Response from MRFF Advisory Board Member Marty France

On May 10, 2019, at 7:56 AM, Martin France wrote:

(name withheld),
Mikey (and I) are very busy, but occasionally I help him and answer some emails.  I, too, am an atheist.  What I don’t think you understand is that the MRFF isn’t suppressing anything except the rights of some to impose a perception on all that a SPECIFIC religious belief has some higher or stronger importance in the lives of military personnel and especially in providing strength to POWs and MIAs than others.  A bible on a table as the one and only representation of mental/spiritual strength tells me that some thing that those that use or depend upon a christian bible are somehow more worthy of respect and “memorialization” that those that are non-religious or gain their strength from another scriptural source.  I know MANY incredibly strong atheist veterans and current active duty folks that feel differently.  At a place like a VA treatment facility, it also sends the implicit message that those who are christian are somehow more welcome at the facility than non-christians.  That, my friend, is counter to our Constitution’s Establishment Clause and hence, the law suit.
If there was some single object we could put on a table to represent mental/spiritual strength for ALL who serve, I’d be all for it.  For me, the only thing I can think of would be a pocket-sized version of the Constitution.  The Koran, Bible, Torah, or any of hundreds of other religious texts wouldn’t do it for me–but we could all agree, I think, on the Constitution, since THAT is the document and set of ideas that we all have in common and to which we’ve all sworn our allegiance in taking our oaths.
Thanks for writing.  Thanks for the civil tone.  And thanks for caring.
Marty France
37-Year Air Force Veteran

Response from MRFF Advisory Board Member Mike Farrell
On May 10, 2019, at 5:30 PM, Mike  wrote:

Hi (name withheld),

Mikey has asked me to respond as he’s under attack and busy.

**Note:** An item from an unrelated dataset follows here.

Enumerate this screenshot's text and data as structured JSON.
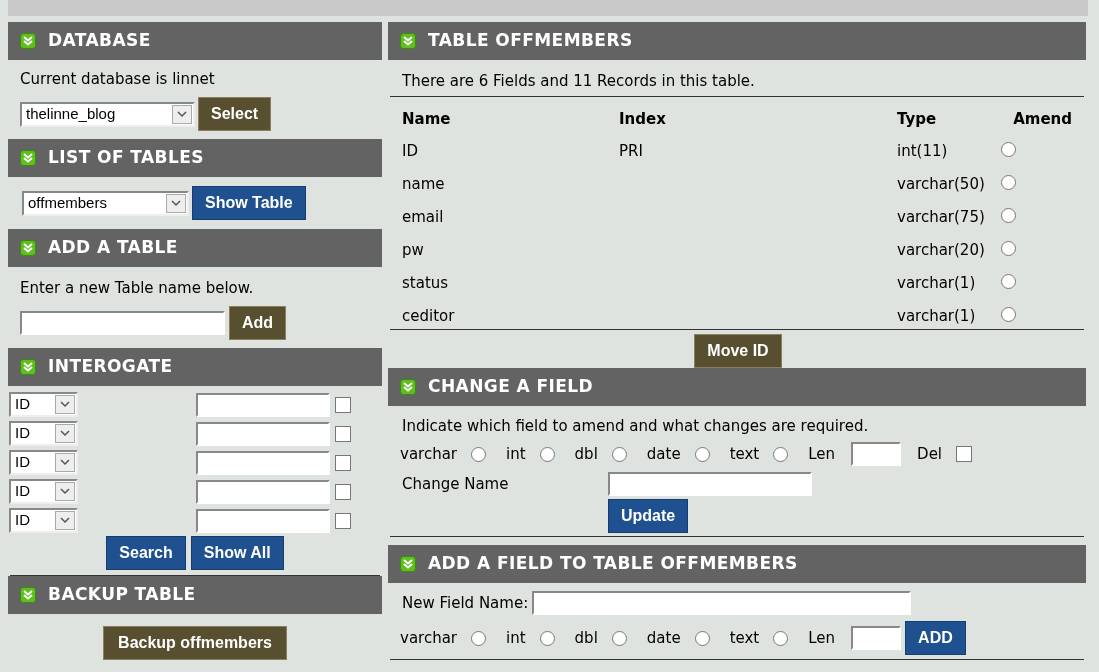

I think I get what you’re saying, but I’m not quite sure. You think our action is outrageous? If you agree that the implied promotion of one belief system over others by the government or government institutions is an improper violation of the separation of church and state, does one stop opposing it when the going gets tough? You seem to disagree with the MRFF filing suit in this matter, saying it is somehow an “unsettling example of suppression.” Suppression of what? Of a violation of the separation of church and state? Is there a degree of such a violation that one shouldn’t care about?

Or are you just opposed to the going to court part? If that’s the case, why?

You suggest Mikey needs to “keep an open mind to other point of views (sic).” Are you suggesting then that if someone’s point of view is that all veterans, no matter their belief or non-belief, are properly honored by the placement of a bible on a memorial to them? What if their point of view is that all people who are not Christians do not count? If you’ll examine the premise carefully, I think you’ll find it’s the same thing.

What we’re dealing with here is an aggressive agenda on the part of a fundamentalist sect of Christians who believe theirs is the only proper belief system and everyone else doesn’t count. Not everyone who promotes her or his own faith believes that way, but many Christians fall victim to the strategic assault orchestrated by this group, believing that the MRFF hates Christians and Christianity. Many think we’re all atheists like you. Neither is true. We are people of many faiths and belief systems who think the Founders were correct in protecting the right of all Americans to believe or not believe as they choose.

And we don’t want to ignore the camel sticking his nose under the tent in this manner, if you take my meaning.